The International Labour Organisation (ILO) is warning today that the world economy is slipping into a dangerous third phase of the global economic crisis, where austerity leads to further job losses and lower growth. In its ‘Global Emloyment Trends 2012: preventing a deeper jobs crisis’ the ILO calls for stimulus measures based mostly on tax rises, to boost employment without raising public actor debt (the TUC shares the view of many economists that, with interest rates at historic lows, further borrowing which stimulates growth is still possible across most of the developed world and in emerging economies.)
The ILO’s report is worth reading, because it paints a stark picture of a globa economy beginning to fall off a cliff. Things are already bad enough, it says, with global youth unemployment at 12.7%, three times the adult rate, 50% of women workers in vulnerable employment and 600 million new jobs needed over the next decade to meet growing populations.
But it predicts worse to come. Several indicators suggest capital is being eroded, and working people are disappearing from the labour market: 1% of the world’s 2.9 billion-strong workforce has simply dropped out of the figures during the crisis. The historic convergence of living standards across countries is slowing as inequality increases, and “high unemployment and low wage growth are reducing demand for goods and services”.
The ILO identifies two phases of the crisis so far: in phase one,
“the initial shock of the crisis was met by co-ordinated fiscal and monetary stimulus, which led to recovery in growth and avoided further contraction and higher unemployment, but proved insufficient to bring about sustainable jobs recovery… In the second stage, higher public deficits and sovereign debt problems led to increased austerity measures in an attempt to bring confidence to capital markets.

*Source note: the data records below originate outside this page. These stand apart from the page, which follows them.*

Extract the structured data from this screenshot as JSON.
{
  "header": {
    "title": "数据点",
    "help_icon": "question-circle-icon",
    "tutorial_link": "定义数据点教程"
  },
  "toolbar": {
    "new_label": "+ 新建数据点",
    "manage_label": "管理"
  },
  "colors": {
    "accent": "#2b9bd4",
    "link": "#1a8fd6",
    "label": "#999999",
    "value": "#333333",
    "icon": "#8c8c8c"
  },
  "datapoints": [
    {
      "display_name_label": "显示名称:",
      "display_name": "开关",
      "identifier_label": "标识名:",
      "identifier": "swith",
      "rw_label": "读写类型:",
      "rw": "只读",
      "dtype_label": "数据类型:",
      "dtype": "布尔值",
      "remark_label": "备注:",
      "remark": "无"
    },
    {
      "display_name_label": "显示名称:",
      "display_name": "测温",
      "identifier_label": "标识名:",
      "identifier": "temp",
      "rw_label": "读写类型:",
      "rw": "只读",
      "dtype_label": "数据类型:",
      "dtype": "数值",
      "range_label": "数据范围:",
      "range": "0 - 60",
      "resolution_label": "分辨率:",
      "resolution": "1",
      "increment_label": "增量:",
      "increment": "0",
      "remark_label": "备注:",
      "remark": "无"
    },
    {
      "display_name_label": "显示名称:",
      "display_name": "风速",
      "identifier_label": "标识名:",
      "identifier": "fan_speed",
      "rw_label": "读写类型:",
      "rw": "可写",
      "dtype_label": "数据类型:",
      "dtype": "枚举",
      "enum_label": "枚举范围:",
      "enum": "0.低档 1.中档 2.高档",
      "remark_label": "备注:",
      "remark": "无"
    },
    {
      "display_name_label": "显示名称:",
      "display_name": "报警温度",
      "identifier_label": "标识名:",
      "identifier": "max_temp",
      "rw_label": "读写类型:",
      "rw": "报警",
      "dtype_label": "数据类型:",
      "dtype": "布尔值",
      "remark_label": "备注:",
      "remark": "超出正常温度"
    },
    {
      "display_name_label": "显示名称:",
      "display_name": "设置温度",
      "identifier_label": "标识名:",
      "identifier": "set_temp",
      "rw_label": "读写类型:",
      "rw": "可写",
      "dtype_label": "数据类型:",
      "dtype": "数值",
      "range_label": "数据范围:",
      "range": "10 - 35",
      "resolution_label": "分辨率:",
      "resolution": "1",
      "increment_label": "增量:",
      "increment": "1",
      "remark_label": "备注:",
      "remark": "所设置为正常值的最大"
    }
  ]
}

The tightening of policies and the persistently high levels of unemployment have increased the potential for a dangerous third stage, characterised by increased risk of a second dip in growth and employment in some of the advanced economies, exacerbating the severe labour market distress tha has emerged since the onset of the crisis.”
The ILO proposes a response based on globally co-ordinated regulation of the financial system, targeted stimulus measures to boost employment and encourage investment, “without putting fiscal stability at risk”, by raising taxes to pay for increased public expenditure, using the balanced-budget multiplier.